Wenn das Haben nicht genügt

Wer dagegen alles festhält, aus Angst, zu kurz zu kommen – verliert oft genau das, was er krampfhaft bewahren wollte. Beziehungen vereinsamen, wenn man nur erwartet, aber nichts schenkt. Talente verkümmern, wenn sie nicht genutzt werden. Und innerer Reichtum verarmt, wenn er nicht geteilt wird.

Fazit

„Wer hat, dem wird gegeben“ – das klingt hart, solange man darunter nur den Besitz versteht. Doch wer diesen Satz als Einladung versteht, das eigene Potenzial zum Blühen zu bringen, erkennt darin ein liebevolles Lebensgesetz:

Teile, was du hast – und du wirst reicher. Halte zurück – und du wirst verlieren.

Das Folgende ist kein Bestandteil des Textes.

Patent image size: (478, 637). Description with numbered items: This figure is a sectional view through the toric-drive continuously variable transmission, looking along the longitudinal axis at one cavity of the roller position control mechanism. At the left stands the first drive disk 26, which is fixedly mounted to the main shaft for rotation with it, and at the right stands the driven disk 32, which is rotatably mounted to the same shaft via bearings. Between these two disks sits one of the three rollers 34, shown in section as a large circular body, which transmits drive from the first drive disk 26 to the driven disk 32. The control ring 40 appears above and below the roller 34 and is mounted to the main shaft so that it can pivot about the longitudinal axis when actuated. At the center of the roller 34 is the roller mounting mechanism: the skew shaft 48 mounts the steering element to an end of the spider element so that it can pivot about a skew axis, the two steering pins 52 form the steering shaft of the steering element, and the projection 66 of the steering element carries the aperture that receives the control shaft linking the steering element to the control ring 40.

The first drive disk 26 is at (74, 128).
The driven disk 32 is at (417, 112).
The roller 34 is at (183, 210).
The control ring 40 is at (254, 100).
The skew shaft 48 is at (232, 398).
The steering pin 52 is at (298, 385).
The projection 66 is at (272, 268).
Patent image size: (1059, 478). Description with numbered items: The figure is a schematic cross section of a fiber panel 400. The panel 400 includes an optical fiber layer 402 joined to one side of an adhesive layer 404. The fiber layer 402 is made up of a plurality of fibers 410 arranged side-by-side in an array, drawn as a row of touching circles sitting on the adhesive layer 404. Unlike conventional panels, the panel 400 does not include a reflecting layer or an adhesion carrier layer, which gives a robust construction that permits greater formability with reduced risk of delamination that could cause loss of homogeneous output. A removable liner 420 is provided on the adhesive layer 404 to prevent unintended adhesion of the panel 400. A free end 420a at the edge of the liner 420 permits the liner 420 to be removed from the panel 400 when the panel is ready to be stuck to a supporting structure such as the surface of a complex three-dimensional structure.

Nicht weil ein strafender Gott so handelt, sondern weil das Leben selbst so funktioniert.

Wahrer Reichtum zeigt sich in vielen Lebensbereichen durch Mitgefühl, Erfahrung, Zeit, Wissen oder auch in materiellen Möglichkeiten. Jeder Mensch hat etwas Wertvolles beizutragen, und oft entsteht gerade im ehrlichen Miteinander ein Geben und Nehmen. Nicht Besitz trennt uns, sondern die Haltung – und nicht Gleichheit macht uns menschlich, sondern die Offenheit, voneinander zu lernen, einander in Liebe zu begegnen und miteinander zu wachsen.

Vielleicht hat sich mancher schon gefragt, warum ausgerechnet viele Reiche immer reicher werden und die Glücklichen immer glücklicher. Die Antwort liegt oft im Geben: Wer mit offenem Herzen teilt, wird nicht ärmer, sondern innerlich und äußerlich bereichert – oft auf eine Weise, die sich kaum erklären lässt. Doch jener Reichtum, der aus Gier oder auf Kosten anderer erworben wurde, lässt sich selten auf Dauer halten oder vermehren. Zahlreiche Beispiele zeigen: Was nicht in Liebe fließt, erstarrt – und sei es nur, dass solcher Reichtum in anderen Lebensbereichen auf magische Weise versiegt. Denn was nützt aller Besitz, wenn einem die Freude, die Liebe, der innere Friede oder die Verbindung zum Leben fehlt? Echter Reichtum ist der, den man teilen und genießen kann.